Les débats sont publics. Toutefois, dans le cas où la publicité des débats porterait une atteinte à l’intimité de la vie privée de l’une des parties, cette dernière pourra demander un huis clos. En cas d’urgence les parties peuvent saisir l’arbitre à bref délai. L’arbitre dispose de pouvoirs étendus : en effet il peut ordonner toutes les mesures qui ne se heurtent à aucune contestation sérieuse ou que justifie l’existence d’un différend ; il peut accorder une provision en cas d’obligation non sérieusement contestable ; ordonner les mesures conservatoires ou de remise en état qui s’imposent afin de prévenir un dommage imminent ou faire cesser un trouble manifestement illicite et ce, même en cas de contestation sérieuse.

S’agissant de l’évaluation des parts sociales ou actions de sociétés d’avocats, il pourra désigner un expert.

Hormis cette capacité de désignation, le reste de l’article 1843-4 du Code civil, d’ordre public, demeure applicable. Ainsi, et en premier lieu, l’expert est tenu par les modalités d’évaluation des parts sociales prévues par les avocats dans leurs statuts ou convention, sauf erreur grossière. Plus encore, l’évaluation retenue n’est susceptible d’aucun recours [8].

Les juges d’appel ne peuvent notamment pas remettre en cause le bien-fondé de l’évaluation des droits sociaux faite par l’expert. Si l’arbitrage en tant que tel est gratuit pour les confrères saisissant le Bâtonnier - et les honoraires de l’arbitre pris en charge par l’Ordre - tel n’est pas le cas des émoluments de l’expert. A cet égard, le Bâtonnier ou son délégataire fixe le montant de la provision à consigner et à qui en incombe la charge. Il est conseillé aux plaideurs, tous avocats soient-ils, de se faire assister d’un confrère, dès le stade de la conciliation. L’expérience démontre en effet qu’on est son pire défenseur, les différends avec son ancien patron, collaborateur ou associé comportant en outre une dimension psychologique qui altère parfois l’objectivité. La matière revêt en outre une dimension très technique et pratique que peu de confrères maîtrisent.
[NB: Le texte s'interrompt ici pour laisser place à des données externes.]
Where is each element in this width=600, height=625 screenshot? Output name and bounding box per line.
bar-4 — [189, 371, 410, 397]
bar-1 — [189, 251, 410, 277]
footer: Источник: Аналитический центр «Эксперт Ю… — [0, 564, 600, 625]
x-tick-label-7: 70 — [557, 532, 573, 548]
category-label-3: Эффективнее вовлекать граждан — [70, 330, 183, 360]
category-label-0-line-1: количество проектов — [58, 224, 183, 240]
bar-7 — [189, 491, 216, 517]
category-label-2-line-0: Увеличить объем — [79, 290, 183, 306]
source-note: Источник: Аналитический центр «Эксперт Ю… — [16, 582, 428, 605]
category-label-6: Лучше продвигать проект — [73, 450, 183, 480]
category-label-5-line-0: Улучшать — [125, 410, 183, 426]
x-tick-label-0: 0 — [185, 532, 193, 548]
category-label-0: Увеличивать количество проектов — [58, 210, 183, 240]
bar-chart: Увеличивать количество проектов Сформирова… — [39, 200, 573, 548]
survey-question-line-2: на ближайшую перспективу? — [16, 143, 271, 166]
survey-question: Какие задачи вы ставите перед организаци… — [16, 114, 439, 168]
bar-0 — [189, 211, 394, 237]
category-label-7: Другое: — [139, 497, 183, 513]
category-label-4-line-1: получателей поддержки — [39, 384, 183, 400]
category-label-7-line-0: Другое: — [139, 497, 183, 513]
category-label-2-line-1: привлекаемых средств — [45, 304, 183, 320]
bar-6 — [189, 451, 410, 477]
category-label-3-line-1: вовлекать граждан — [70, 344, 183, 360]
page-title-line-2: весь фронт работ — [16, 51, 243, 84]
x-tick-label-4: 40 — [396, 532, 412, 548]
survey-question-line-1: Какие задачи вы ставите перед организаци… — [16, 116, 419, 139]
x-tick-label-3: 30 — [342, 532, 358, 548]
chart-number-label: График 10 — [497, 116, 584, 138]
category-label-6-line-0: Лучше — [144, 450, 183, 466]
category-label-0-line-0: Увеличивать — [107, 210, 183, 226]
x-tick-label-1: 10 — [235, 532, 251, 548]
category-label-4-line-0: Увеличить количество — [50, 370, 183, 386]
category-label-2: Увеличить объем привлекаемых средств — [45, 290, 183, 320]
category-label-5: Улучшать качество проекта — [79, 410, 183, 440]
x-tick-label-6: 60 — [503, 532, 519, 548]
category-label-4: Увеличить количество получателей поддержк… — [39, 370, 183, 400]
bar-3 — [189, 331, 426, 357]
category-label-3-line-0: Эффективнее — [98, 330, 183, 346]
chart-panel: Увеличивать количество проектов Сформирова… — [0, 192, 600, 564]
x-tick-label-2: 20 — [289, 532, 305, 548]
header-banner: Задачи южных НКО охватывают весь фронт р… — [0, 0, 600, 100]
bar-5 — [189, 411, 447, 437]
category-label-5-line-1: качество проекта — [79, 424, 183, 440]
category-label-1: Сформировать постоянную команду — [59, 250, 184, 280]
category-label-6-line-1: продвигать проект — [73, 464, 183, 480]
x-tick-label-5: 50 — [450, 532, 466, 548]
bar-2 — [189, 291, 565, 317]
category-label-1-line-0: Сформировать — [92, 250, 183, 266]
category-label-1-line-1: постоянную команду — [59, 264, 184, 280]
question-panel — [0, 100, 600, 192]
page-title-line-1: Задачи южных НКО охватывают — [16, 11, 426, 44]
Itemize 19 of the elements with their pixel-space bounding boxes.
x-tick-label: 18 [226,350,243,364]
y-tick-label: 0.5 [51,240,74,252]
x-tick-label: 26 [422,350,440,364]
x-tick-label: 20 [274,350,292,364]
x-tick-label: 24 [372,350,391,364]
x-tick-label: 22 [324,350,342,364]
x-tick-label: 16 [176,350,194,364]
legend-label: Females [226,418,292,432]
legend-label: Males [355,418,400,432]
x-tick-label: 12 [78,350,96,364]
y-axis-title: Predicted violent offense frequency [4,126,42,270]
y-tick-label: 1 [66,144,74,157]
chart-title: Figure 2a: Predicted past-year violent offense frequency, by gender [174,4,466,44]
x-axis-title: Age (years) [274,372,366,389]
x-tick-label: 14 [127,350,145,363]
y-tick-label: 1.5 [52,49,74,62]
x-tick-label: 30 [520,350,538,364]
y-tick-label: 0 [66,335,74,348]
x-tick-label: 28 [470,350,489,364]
Il est dès utile de se faire conseiller par un ancien Bâtonnier ou ancien membre du Conseil de l’Ordre. Les honoraires du défenseur participent au coût global d’un éventuel contentieux et doivent donc être pris en considération lorsqu’on décide de mener la procédure à son terme.

Les décisions prises par la juridiction du Bâtonnier sont susceptibles d’un recours devant la Cour d’appel. L’appel doit se faire dans un délai d’un mois, par lettre RAR, déclaration au greffe ou RPVA.

L’appel est toujours suspensif, sauf les condamnations au paiement de sommes au titre de rémunérations dans la limite maximale de neuf mois de rétrocessions d’honoraires ou de salaires calculés sur la moyenne des trois derniers mois qui sont de droit exécutoires par provision.

A défaut d’appel, la sentence du Bâtonnier est rendue exécutoire par le président du Tribunal judiciaire sur requête.

Frédéric Forgues Avocat au Barreau de Paris Chargé d'enseignement à l'Ecole de formation du Barreau

[1Art. 1442 et s. du Code de procédure civile.

[2A propos d’un partnership, v. Cass. Civ. 1ère, 9 juill. 2014, B. I n°127.

[3Tel le Bâtonnier ou son délégué statuant comme juge de l’honoraire, v. encore récemment Cass., Civ. 2ème, 5 mars 2020, pourvoi n°18-24430.

[4Article P41.10 du RIBP.

[5V. Nîmes, 1ère Chambre civile, 19 avril 2018, n°17/03223.

[6Toutes les questions soumises à l’arbitrage devront avoir fait l’objet de la tentative de conciliation, v. Paris, Pôle 2 - Chambre 1, 19 décembre 2018, n°16/10900.

[7Art. 179-5 du Décret.

[8Cass., Civ. 1ère, 9 mai 2019, pourvoi n°18-12.073.